Les anticipations inflationnistes des ménages jouent un rôle clé dans la dynamique macroéconomique, non seulement parce qu'elles influencent les décisions d'épargne et de consommation, mais aussi parce qu'elles constituent un indicateur important de la crédibilité de la banque centrale. Dans la zone euro, l'enquête de la Banque centrale européenne sur les anticipations des consommateurs (ECB-CES) fournit des indicateurs de référence des anticipations inflationnistes des ménages. Cependant, la mesure des anticipations est difficile. Contrairement aux conjoncturistes, les ménages sont généralement moins bien informés sur l'inflation, ce qui rend leurs réponses particulièrement sensibles à la formulation et à la conception du questionnaire. L'une des principales caractéristiques de l'ECB-CES est qu'elle permet aux répondants de participer à plusieurs reprises, ce qui permet aux chercheurs de suivre l'évolution des anticipations des mêmes personnes au fil du temps. Cependant, la participation répétée peut elle-même influencer les réponses en incitant les ménages répondants à s’informer ou à se familiariser avec le concept d'inflation. Ce phénomène est communément appelé « apprentissage par l'enquête » ou « conditionnement par panel » et particulièrement pertinent lorsque l'objectif est de mesurer les anticipations des ménages sous forme de réponses spontanées à l'enquête.
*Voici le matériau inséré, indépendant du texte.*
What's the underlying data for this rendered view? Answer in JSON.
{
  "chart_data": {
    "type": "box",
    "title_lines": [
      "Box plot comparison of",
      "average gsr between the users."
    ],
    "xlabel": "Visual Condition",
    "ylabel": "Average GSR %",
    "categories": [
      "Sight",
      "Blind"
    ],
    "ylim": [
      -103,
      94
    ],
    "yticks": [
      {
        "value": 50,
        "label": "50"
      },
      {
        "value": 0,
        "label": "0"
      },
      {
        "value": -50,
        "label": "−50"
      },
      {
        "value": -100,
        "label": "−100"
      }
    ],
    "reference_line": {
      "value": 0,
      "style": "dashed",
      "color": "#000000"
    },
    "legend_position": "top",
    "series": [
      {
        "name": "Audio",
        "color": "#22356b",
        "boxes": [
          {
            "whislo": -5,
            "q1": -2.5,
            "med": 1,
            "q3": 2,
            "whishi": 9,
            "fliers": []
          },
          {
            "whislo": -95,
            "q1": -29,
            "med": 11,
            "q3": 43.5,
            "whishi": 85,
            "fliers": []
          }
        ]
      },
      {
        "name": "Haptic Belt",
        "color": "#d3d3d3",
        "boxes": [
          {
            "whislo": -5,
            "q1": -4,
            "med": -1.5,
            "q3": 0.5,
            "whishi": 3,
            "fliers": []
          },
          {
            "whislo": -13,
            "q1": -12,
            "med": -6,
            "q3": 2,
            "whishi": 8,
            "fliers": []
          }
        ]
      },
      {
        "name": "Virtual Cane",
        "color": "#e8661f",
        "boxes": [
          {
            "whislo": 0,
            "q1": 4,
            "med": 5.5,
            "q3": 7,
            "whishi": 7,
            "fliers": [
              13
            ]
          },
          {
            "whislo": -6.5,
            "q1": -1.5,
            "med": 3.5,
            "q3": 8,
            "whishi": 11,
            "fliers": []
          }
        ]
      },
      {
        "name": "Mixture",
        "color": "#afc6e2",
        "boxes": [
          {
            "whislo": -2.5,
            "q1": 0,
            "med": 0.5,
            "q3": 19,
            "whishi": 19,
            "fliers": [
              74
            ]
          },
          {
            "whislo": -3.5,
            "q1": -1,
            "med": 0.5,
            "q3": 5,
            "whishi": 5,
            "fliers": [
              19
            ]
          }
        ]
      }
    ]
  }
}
Cela est particulièrement crucial lorsqu'il s'agit d'évaluer l'ancrage des anticipations d'inflation ou de tester les théories sur la formation des anticipations, car un biais systématique introduit par une participation répétée à l'enquête pourrait fausser l'interprétation des résultats. Dans cet article, nous estimons l'ampleur des effets de conditionnement par panel à l'aide des données de l'enquête BCE-CES.
Cette enquête présente plusieurs caractéristiques qui la rendent particulièrement adaptée à cette analyse. Premièrement, les répondants peuvent participer jusqu'à 24 fois (c'est-à-dire 24 mois) à l'enquête, soit davantage que dans d'autres enquêtes comparables. Deuxièmement, l'enquête ECB-CES recueille un large éventail anticipations quantitatives, couvrant non seulement l'inflation, mais aussi d'autres variables macroéconomiques telles que le chômage, ainsi que des variables propres aux ménages telles que la croissance des revenus et de la consommation. Troisièmement, l'enquête est, menée chaque mois dans 11 pays différents de la zone euro, auprès d'environ 20 000 ménages. Enfin, elle couvre l'ensemble du cycle d'inflation de 2020 à 2024, offrant ainsi une variation temporelle suffisante pour identifier les effets de conditionnement du panel sur les anticipations d'inflation.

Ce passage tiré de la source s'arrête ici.